How Casinos Are Engineered to Bleed Patrons of Your Cash

It’s happened to all of us: You stride into the Luxor, Mohegan Sun or Tropicana brimming with confidence and a wallet filled with cash. You intend for a bit of enjoyable, sensible gaming and maybe two rounds of cocktails. Hours later you’re not sure what time it is, how many drinks you’ve had or where all your money went. That’s because casinos are engineered to make you keep spending your money. They use a variety of sounds, lights and physical design to create an environment that is at once welcoming yet hard to step away from.

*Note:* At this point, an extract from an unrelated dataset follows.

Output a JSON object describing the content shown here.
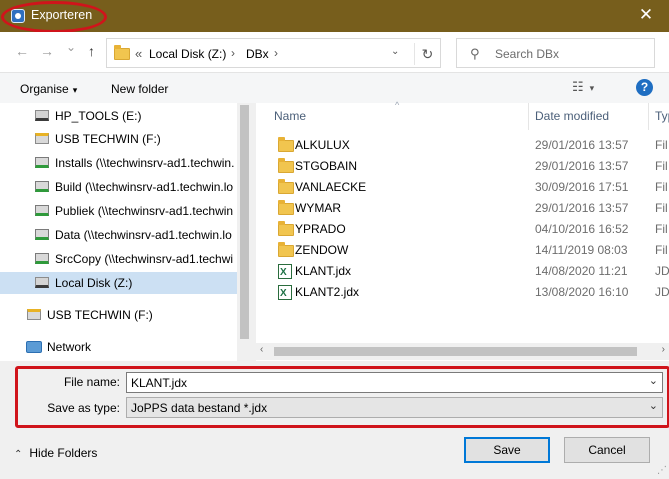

Beneath the varnish of flashing lights and free cocktails, casinos are built on a bedrock of mathematics, designed to slowly bleed patrons of their cash. For years mathematically inclined minds have tried to turn the tables, but it’s a hard task to beat a system that is designed to give the house an advantage at all times.

In games with a skill element, such as poker, the casino’s advantage is mathematically determined by the house edge. But in games where players aren’t competing against each other, the casino makes money through a commission called the rake.

It is this virtual assurance of profit that allows casinos to offer high bettors extravagant inducements in the form of free spectacular entertainment, transportation and elegant living quarters. It’s also the reason why you rarely see a clock in a casino – the people who manage them want you to lose track of time and focus only on your luck.